The Saltbox building style has a signature, steeply pitched asymmetrical roof on one side, often with clapboard siding.
History of Saltbox Houses
The first Saltbox houses appeared in New England circa 1650. These simple, clean-lined structures were built by early settlers using local timber and post-and-beam construction that limited the need for metal nails, an expensive material at the time. Built around a central chimney to provide heating, the houses were often covered in oak clapboard siding and topped off with asymmetrical roofs that extended over lean-to kitchen additions at the back, providing additional space under the expansive roofs.
Saltbox-style homes remained a go-to style until the 18th century. Many historic Saltbox homes are still standing today, and some historic examples are considered national treasures.
One of the most famous examples of Saltbox architecture are the neighboring Quincy, Massachusetts, homes of John Adams, a Founding Father who was the 2nd president of the United States from 1797 to 1801, and his son John Quincy Adams, who was the country’s 6th president (1825-1829). The homes and surrounding property dating back to 1681 now belongs to the National Park Service.

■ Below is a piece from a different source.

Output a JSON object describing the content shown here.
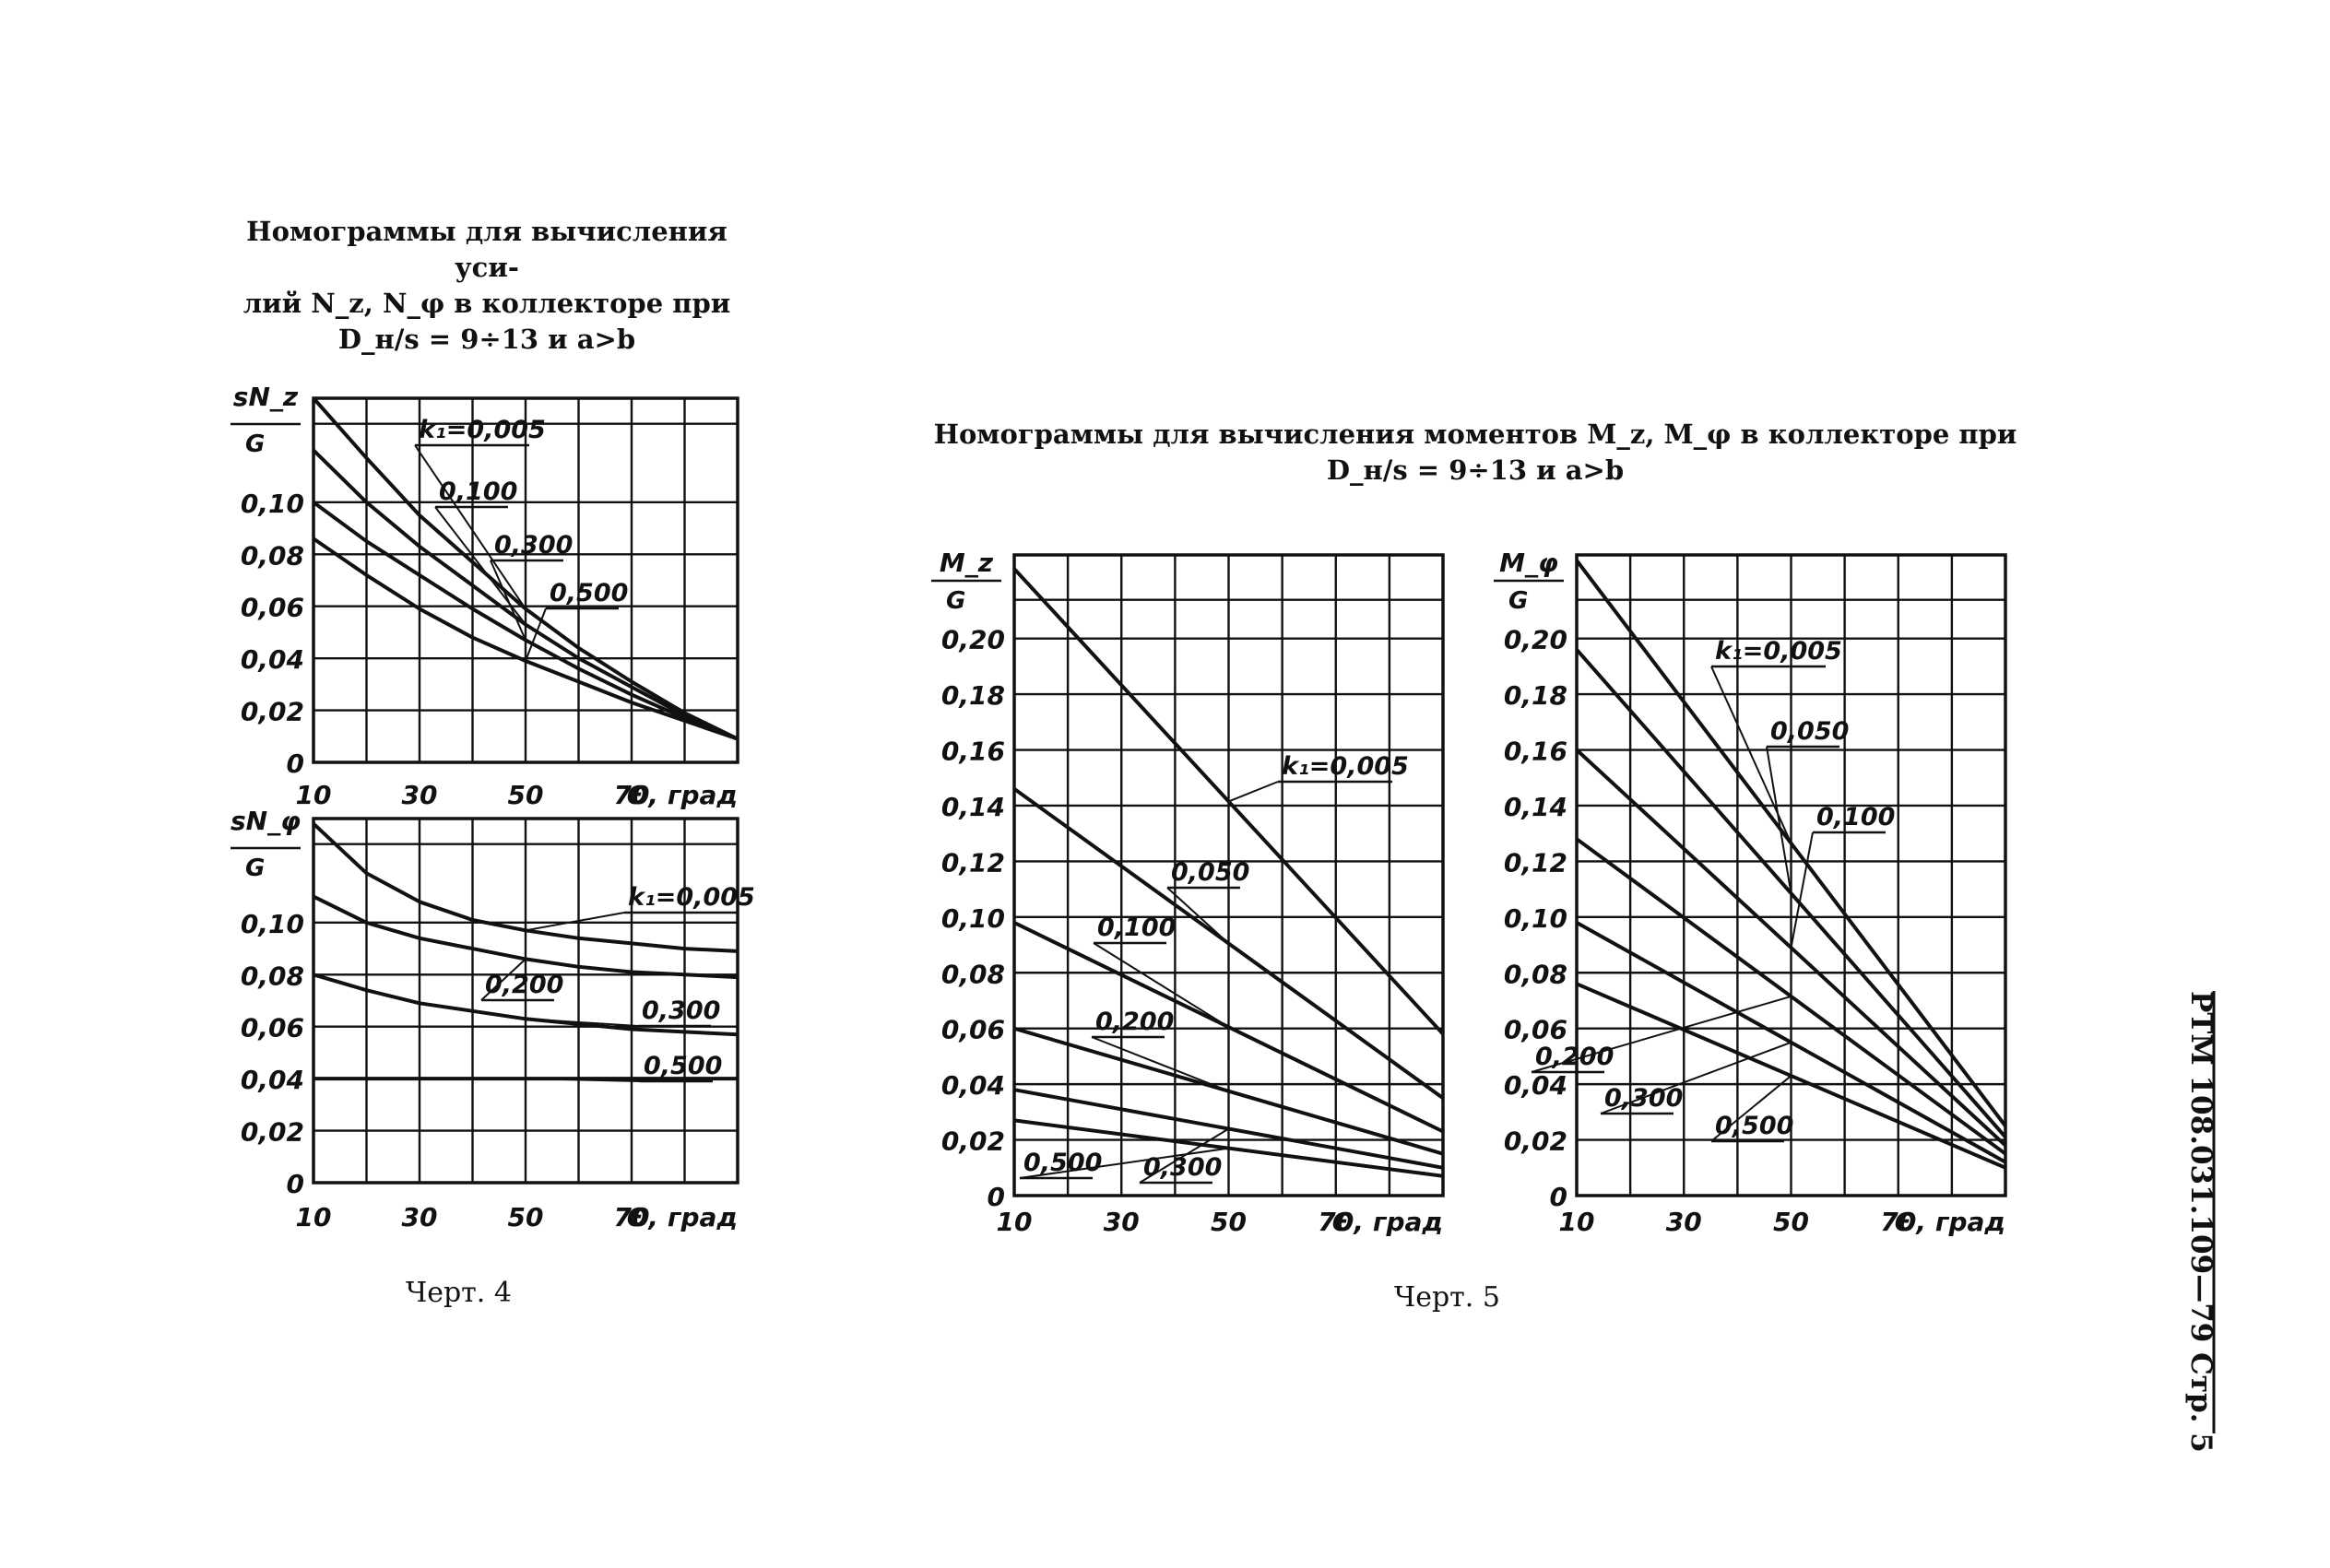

While most original Saltbox houses were built with wood, the 1754 Josiah Day House in West Springfield, Massachusetts, is said to be the oldest Saltbox-style home in the United States made from brick. Now a museum open to the public for guided tours, it is a National Historic site registered with the Massachusetts Historic Commission.
Built around 1675, the Hoxie House Museum in Sandwich, Massachusetts, is thought to be the oldest example of a Saltbox-style home on Cape Cod. Originally the home of Rev. John Smith, Sandwich’s second minister, who lived there with his wife and 13 children, it is now known by the name of a whaling captain named Abraham Hoxie, who bought it in the 1850s. Today, the home belongs to the town of Sandwich and has been restored to its original condition.
The Saltbox style is so ingrained in the American popular imagination that it continues to inspire modern architects and designers. Today, elements of Saltbox architecture—notably the signature roofline—live on in a modern revival of the classic style in everything from homes to backyard studios and garages.
Common Characteristics of Saltbox Houses
- Traditional appearance
- Flat front
- Two stories in the front
- One story in the back
- Long pitched asymmetrical sloping roof known as a catslide roof that typically extends down over the kitchen on the backside of the house
- Originally built around a large central chimney
- Timber frame post and beam construction
- Wood or clapboard siding
- Sometimes made from brick
- Simple, clean geometric look
Fun Facts About Saltbox Houses
So why do they call it a Saltbox house? The catchy term was inspired by the silhouette of the small covered wooden salt storage boxes that were a staple of Colonial kitchens. Hung on walls near the stove or sink, the boxes had slanted roofs that opened on a hinge to allow you to reach in and grab a pinch of salt, and resemble dollhouse versions of Saltbox homes.
The shape of the dramatic catslide roofs that visually define the Saltbox house silhouette is known to help prevent excess snow from accumulating during harsh New England winters. But rumor has it that the roofs were more than a case of form following function or merely a pleasing design feature. Instead, according to folklore, the roof shape was a clever trick to help homeowners evade the tax on two-story houses mandated by Queen Anne in the 1600s and 1700s. The long sloping roof disguised the additional square footage hidden beneath it, culminating in a single story at the back, allegedly providing a scapegoat for the extra tax.